The authors evaluate LLMs on a financial trading task where success depends on inferring hidden market dynamics over 120 steps. Results show that even top models like Gemini 3 Pro Preview and Qwen3-235B-A22B-Instruct underperform human annotators and simple rule-based strategies, with performance gaps exceeding 100 percentage points in profit ratio. This highlights a persistent inductive reasoning deficit in current LLMs when synthesizing long-horizon, latent environmental rules from sparse feedback.

The authors use Fleiss’ κ and intraclass correlation to measure inter-model agreement across four environments, revealing low to moderate consensus among LLMs. Results show that agreement is highest in Turn On Lights and Energy Dispatch, but drops sharply in AI Trading and Repo System, indicating greater divergence in how models interpret complex, multi-constraint tasks. This suggests that task structure and hidden rule complexity significantly influence model behavior consistency.

The authors evaluate multiple large language models on a multi-environment benchmark requiring inductive reasoning to discover hidden rules, finding that even top proprietary models significantly underperform humans and struggle to autonomously infer environment dynamics. Results show that while models excel when rules are provided, their inductive capacity remains limited, especially in long-horizon or complex tasks like Energy Dispatch, where no model achieves success. Performance plateaus with extended interaction, indicating that increased steps or scale alone cannot overcome the fundamental bottleneck in world-modeling from trial-and-error feedback.
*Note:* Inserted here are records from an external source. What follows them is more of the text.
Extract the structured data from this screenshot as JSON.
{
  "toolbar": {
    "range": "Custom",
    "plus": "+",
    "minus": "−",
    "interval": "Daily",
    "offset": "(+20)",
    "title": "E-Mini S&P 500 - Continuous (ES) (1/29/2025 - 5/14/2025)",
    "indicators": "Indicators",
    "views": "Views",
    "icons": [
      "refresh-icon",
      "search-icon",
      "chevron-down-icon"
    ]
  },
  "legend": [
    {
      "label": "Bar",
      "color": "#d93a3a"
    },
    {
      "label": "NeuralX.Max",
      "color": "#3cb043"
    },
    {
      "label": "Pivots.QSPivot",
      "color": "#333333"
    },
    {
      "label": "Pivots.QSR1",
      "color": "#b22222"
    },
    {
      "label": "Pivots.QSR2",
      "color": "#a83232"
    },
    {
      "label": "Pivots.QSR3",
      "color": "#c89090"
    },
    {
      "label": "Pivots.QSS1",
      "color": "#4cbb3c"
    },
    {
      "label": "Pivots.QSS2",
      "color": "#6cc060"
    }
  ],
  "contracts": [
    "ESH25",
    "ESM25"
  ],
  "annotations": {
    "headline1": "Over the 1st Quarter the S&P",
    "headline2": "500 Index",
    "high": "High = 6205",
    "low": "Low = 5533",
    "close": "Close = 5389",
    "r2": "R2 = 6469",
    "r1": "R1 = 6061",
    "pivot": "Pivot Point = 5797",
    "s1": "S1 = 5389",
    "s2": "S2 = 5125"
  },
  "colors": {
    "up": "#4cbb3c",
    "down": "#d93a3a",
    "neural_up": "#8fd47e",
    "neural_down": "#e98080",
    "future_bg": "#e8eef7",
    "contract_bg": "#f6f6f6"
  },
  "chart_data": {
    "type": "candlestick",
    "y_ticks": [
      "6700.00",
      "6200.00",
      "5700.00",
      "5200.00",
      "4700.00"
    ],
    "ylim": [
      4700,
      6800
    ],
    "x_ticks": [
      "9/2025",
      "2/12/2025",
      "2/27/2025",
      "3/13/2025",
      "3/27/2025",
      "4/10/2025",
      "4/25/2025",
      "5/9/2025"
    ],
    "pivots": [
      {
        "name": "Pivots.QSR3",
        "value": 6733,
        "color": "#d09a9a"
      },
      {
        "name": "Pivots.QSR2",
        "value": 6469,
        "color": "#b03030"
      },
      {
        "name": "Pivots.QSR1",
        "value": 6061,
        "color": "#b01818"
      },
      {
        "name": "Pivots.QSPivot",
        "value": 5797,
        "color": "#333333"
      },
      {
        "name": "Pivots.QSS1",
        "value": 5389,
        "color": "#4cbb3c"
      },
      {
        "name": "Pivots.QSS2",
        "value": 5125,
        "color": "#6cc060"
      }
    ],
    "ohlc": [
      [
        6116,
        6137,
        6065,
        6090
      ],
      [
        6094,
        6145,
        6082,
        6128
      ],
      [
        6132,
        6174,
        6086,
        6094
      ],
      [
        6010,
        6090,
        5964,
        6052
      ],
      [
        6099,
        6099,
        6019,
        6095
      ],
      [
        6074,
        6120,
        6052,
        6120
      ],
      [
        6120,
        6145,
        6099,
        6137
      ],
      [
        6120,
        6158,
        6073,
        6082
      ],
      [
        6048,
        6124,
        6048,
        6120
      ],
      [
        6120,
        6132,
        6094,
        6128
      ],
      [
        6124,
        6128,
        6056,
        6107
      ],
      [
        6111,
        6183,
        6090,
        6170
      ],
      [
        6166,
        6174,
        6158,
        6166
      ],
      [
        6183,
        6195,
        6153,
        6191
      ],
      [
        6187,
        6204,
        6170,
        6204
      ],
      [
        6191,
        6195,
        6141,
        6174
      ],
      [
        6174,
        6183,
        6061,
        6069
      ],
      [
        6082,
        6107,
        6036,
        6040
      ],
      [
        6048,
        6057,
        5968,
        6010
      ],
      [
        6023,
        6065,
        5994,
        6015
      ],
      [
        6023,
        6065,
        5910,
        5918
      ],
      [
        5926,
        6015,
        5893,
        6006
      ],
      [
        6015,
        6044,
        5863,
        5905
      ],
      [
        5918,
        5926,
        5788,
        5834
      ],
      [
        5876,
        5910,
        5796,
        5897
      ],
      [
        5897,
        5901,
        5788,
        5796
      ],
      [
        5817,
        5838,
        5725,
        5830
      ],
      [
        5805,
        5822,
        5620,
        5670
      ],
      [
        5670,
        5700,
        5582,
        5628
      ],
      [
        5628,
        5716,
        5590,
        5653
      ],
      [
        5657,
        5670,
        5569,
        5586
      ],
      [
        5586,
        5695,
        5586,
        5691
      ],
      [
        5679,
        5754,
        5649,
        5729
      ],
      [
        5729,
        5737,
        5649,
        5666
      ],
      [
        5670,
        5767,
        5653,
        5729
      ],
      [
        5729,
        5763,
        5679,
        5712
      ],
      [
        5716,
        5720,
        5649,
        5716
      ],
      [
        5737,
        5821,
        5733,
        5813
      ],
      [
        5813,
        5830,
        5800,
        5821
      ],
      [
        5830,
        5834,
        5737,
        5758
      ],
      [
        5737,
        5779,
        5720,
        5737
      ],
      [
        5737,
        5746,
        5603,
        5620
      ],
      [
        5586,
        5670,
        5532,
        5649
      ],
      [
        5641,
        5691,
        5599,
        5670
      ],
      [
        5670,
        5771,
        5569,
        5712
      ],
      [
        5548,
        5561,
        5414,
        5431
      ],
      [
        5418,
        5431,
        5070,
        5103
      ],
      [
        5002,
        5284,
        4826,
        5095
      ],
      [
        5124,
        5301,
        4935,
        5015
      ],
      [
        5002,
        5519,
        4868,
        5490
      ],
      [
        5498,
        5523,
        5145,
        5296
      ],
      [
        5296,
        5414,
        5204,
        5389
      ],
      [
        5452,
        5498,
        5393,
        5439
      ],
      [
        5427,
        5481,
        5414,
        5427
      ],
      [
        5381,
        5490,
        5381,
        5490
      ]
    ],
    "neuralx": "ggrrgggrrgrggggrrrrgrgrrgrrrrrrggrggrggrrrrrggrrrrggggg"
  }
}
The authors evaluate multiple LLMs on a structured benchmark with varying task complexity, revealing that even top-performing models like Gemini 3 Pro Preview show a sharp performance drop when transitioning from standard to long-horizon challenge settings. Results indicate that current LLMs struggle with inductive reasoning over extended interaction sequences, regardless of scale or architecture, highlighting a fundamental limitation in autonomous world-modeling. This gap persists even for models that excel in deductive tasks when explicit rules are provided.

The authors introduce ODYSSEYARENA as a benchmark that uniquely combines inductive reasoning, extended interaction horizons, and API-based deployment, distinguishing it from prior benchmarks that lack one or more of these dimensions. Results show that even top-tier LLMs struggle with long-horizon inductive tasks, revealing a persistent gap between deductive reasoning and autonomous world-modeling. This highlights a fundamental limitation in current agents: they fail to synthesize latent environment rules from experience, regardless of scale or interaction budget.